A short distance away, on the front wall of the theater, is a new plaque inscribed with the names of the more than 100 hostages who died in the siege, mostly from a deadly dose of the knock-out gas used by Russian special forces in storming the building to free the hostages.
All the Chechens were killed on the scene.
Recently, Russian President Vladimir Putin disputed critics' claims that the government is to blame for the casualties. He said the gas was harmless and the the hostages died because of weakened immune systems and the stress resulting from their three-day ordeal.
But this woman, whose sister was among the dead, is offended by that suggestion. She says she is left to care for her sister's son while the government has not had to answer how such a deadly gas was used, or why doctors were not better informed about what to expect.
She says she has only one question: how did they dare to use this terrible drug gas? If only Mayor [of Moscow Yuri] Luzkhov or President Putin's daughters were here, she asks, would they then have used the gas in this situation?
Others, like this woman, whose daughter was one of two hostages shot by the Chechen gunmen, were more conciliatory.
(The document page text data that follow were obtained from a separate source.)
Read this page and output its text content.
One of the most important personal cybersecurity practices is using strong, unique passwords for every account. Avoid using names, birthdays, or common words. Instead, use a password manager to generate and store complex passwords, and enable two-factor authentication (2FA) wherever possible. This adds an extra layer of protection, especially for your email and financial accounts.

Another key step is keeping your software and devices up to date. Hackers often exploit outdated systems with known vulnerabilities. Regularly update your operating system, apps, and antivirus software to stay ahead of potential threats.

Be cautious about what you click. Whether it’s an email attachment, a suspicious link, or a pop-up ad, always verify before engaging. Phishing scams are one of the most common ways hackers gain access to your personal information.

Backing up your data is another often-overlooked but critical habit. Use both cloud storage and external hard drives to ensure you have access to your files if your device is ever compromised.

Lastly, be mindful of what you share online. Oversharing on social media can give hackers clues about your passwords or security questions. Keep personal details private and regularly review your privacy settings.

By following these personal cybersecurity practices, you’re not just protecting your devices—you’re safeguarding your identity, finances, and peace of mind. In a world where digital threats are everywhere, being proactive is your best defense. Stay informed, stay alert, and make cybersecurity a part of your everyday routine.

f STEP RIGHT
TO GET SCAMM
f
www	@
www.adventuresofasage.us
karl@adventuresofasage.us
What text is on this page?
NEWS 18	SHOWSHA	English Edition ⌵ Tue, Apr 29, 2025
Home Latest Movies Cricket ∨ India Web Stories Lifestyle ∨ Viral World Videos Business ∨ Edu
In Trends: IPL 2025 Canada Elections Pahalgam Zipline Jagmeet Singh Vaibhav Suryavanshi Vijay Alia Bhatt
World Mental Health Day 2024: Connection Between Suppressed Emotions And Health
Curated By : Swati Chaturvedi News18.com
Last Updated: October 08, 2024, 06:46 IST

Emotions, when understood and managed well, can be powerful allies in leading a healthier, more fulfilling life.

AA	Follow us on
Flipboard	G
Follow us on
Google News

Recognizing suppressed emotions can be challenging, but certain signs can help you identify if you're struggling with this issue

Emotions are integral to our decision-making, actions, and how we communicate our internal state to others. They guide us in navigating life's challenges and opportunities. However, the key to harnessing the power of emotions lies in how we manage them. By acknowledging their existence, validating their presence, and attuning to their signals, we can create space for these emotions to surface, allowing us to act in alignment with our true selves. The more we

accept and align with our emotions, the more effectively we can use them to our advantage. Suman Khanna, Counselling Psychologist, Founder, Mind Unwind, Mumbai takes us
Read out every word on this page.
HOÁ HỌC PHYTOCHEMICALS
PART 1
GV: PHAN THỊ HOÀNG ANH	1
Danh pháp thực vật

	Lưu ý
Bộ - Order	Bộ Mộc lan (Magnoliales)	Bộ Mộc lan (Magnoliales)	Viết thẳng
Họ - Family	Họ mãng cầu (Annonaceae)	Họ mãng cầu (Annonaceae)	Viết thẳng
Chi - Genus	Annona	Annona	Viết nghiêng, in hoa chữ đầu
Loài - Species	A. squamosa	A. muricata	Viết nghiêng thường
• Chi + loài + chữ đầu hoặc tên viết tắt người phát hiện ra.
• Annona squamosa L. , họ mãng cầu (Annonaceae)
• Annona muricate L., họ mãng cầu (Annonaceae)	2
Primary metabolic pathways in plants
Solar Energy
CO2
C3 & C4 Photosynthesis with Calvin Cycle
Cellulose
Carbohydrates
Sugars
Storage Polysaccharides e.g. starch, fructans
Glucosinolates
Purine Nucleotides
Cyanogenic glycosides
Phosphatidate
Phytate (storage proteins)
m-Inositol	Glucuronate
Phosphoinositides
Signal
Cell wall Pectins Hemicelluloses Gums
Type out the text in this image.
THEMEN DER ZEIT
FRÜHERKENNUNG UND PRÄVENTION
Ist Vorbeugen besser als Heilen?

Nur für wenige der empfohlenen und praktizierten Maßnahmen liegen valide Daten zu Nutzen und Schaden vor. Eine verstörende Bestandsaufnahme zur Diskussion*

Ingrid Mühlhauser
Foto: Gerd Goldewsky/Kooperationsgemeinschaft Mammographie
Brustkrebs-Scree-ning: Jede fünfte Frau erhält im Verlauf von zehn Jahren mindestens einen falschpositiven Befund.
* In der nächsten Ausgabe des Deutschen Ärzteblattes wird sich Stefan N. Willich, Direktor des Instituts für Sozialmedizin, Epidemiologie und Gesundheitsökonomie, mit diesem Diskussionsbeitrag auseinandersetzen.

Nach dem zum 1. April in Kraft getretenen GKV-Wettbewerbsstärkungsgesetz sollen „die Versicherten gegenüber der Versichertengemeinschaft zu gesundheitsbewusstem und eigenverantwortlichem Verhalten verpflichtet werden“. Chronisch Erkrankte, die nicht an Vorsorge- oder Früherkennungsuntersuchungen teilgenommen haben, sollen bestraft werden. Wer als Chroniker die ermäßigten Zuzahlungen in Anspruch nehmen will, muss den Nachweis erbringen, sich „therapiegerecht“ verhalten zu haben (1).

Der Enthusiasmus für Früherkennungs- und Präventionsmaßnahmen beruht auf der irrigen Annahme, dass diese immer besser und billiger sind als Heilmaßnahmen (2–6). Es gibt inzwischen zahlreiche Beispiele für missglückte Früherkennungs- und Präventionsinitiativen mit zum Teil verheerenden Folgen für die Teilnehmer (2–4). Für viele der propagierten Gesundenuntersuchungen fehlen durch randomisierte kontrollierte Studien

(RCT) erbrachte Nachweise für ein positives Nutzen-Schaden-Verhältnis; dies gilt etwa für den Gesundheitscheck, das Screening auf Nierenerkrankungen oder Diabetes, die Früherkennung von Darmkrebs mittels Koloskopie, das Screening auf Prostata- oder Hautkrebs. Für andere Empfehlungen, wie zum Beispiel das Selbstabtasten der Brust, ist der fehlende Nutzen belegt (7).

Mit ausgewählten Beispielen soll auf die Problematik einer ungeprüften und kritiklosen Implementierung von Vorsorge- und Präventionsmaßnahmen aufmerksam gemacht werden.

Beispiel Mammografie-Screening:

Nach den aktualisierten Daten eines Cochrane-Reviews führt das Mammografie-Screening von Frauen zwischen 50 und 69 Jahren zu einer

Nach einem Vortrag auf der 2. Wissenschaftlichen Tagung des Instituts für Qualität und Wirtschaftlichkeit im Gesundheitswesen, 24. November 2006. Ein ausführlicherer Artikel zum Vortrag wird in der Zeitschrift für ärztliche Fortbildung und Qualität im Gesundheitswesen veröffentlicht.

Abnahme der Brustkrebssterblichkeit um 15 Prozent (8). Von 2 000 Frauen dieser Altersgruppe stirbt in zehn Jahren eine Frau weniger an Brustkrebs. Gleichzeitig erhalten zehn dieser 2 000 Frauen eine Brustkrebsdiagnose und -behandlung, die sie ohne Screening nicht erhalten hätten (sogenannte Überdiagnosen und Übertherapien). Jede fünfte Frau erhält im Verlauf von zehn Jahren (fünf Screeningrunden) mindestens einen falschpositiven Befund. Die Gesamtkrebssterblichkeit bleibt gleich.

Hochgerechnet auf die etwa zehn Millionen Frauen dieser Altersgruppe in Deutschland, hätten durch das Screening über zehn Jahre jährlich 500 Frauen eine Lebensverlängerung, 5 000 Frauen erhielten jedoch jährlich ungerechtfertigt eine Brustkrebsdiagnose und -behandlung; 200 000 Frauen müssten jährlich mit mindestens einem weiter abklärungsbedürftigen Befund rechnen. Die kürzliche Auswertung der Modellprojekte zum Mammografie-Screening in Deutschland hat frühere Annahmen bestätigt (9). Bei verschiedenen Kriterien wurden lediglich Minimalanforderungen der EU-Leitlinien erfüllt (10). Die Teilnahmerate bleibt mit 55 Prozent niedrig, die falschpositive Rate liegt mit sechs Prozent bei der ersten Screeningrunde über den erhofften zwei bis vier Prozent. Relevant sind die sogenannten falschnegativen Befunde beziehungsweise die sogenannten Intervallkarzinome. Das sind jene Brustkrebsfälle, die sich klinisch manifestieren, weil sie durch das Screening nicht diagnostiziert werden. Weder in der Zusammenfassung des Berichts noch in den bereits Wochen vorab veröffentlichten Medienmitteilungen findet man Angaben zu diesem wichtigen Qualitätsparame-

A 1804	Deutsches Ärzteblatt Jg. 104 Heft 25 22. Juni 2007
Talking through tears, the mother says she wants everyone to live in peace and an end to all war. This is the most important thing, she says.
The Dubrovka hostage crisis renewed international attention on the conflict in Chechnya, where Russian forces have been fighting separatist rebels for the the past nine years.
The rebels say they are fighting for independence. But President Putin has said they have ties to Osama bin Laden's al-Qaida network and are no better than the terrorists.
President Putin was not present at the theater ceremony, but he mentioned it while opening Russia's first military base in Central Asia since the collapse of Communism.
President Putin says the Dubrovka theater tragedy left a deep wound that will not heal for a long time. He also called for continued vigilance against ongoing terrorism.